Use of checkpoint inhibitor immunotherapies by eligible cancer patients has grown from less than two percent in 2011 to 43 percent in 2018. The best available clinical measure of effectiveness of immunotherapy drugs today is PET evidence of tumor regression or growth. However, current PET scan techiques produce insights later than is ideal and can miss critical changes, including metastases.
In a new collaboration between GE Healthcare, Vanderbilt University Medical Center, and Indi Molecular, researchers will aim to develop PET radiotracers that provide an earlier, full-body read on a patient’s immune response to therapy. This would enable quicker assessment of immunotherapy’s impact by showing the quantity and sites of T cell recruitment to the tumor microenvironment.
“We are very excited about this ambitious project. We would like to move a target compound through the pipeline within two years – from basic chemistry, to screening and imaging, and into first-in-human studies,” said Charles Manning, Ph.D., Ingram Professor of Cancer Research at the Vanderbilt-Ingram Cancer Center, who is leading the project.
Filling a Void in Immunotherapy Assessment
Currently, there are no imaging biomarkers that can predict a patient’s response to immunotherapy. Clinicians can only view tumor growth or regression by looking at the quantity of cell growth promoters, like glucose or glutamine, that are taken up by the tumor. An option to perform earlier and more specific assessment could inform decisions to switch therapies or stay the course.
“The field of immunotherapy is moving very rapidly, and largely without sufficient predictive and quantitative biomarkers.”
Developing such a biomarker for immunotherapy would require tracking T cells. Manning and his team will start by targeting a specific receptor, CD8. A small molecule will be labeled with the radioisotope F-18 and delivered to bind with CD8 sites, illuminating T cells throughout the body.
The new PET scans would also quantify the body’s T cell reserves in organs like the spleen to predict sufficient or insufficient immune response. Accumulation of T cells in other organs, a particular concern in avoiding cardiomyopathy, could be assessed. Multiple tumors could be imaged synchronously. Small areas of metastases would illuminate.
“Between Indi Molecular’s platform and Vanderbilt’s resources, we are uniquely positioned to do this work,” Manning said. “Indi Molecular has the screening technology to identify peptides that target unique features of proteins.”

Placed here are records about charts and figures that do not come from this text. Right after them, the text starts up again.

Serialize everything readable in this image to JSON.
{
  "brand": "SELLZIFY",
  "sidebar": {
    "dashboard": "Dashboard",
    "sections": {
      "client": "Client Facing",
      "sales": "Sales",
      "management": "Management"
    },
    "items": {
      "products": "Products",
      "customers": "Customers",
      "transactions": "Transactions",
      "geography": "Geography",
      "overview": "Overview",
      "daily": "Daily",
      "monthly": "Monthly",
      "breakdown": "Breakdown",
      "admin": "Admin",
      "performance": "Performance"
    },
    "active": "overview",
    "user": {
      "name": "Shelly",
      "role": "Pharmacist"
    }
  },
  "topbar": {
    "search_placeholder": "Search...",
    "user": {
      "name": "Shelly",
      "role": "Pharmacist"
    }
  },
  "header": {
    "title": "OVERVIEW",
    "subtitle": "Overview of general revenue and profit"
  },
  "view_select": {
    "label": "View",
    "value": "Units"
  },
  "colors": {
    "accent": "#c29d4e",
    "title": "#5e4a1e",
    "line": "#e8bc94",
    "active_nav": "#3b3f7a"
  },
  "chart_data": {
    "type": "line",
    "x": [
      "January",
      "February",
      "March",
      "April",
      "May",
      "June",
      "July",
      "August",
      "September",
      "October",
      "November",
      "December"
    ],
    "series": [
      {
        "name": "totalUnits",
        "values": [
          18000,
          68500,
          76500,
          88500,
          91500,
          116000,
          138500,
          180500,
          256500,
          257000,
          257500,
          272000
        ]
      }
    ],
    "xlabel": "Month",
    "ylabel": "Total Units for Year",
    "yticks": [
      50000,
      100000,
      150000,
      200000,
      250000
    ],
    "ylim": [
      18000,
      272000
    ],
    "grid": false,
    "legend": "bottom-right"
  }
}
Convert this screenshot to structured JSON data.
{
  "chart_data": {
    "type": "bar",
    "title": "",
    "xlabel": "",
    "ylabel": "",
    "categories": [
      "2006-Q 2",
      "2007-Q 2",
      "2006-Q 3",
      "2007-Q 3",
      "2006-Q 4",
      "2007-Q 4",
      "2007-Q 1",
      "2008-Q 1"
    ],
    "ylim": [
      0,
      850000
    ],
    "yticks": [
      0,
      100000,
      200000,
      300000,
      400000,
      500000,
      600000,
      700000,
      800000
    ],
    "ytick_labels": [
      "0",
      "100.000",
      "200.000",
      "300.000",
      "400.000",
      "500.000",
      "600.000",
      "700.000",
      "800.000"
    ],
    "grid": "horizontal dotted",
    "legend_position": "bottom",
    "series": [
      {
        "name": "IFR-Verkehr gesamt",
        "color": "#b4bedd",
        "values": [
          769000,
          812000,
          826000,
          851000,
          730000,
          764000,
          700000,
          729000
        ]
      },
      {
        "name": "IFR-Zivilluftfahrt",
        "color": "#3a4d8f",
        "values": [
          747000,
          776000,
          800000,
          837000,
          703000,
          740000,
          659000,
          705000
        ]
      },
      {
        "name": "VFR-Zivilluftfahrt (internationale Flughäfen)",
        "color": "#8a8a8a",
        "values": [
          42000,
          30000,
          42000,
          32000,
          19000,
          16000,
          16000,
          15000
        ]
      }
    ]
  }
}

Manning says the biggest challenge will be to prioritize which peptide is most effective, instead of using a group of peptides to hit the target. “The endpoint of this research is going to be about prioritizing something to bridge to a first-in-human study.”
Pieces of the Puzzle
The imaging tracer development will draw heavily on the expertise of Jeffrey Rathmell, Ph.D., director of the Vanderbilt Center for Immunobiology and an authority on T cell behavior in the tumor microenvironment. Immune system testing will be performed by Ann Richmond, Ph.D., Ingram Professor of Cancer Research at Vanderbilt, using mice with human immune systems.
“We have all the pieces of the puzzle needed to develop, test and select the right tracers in a short time frame,” Manning said.
Manning’s ultimate vision is to develop “tool boxes” of distinct, translatable PET tracers for immuno-oncology that can be used clinically and in researching and developing new therapies, he said.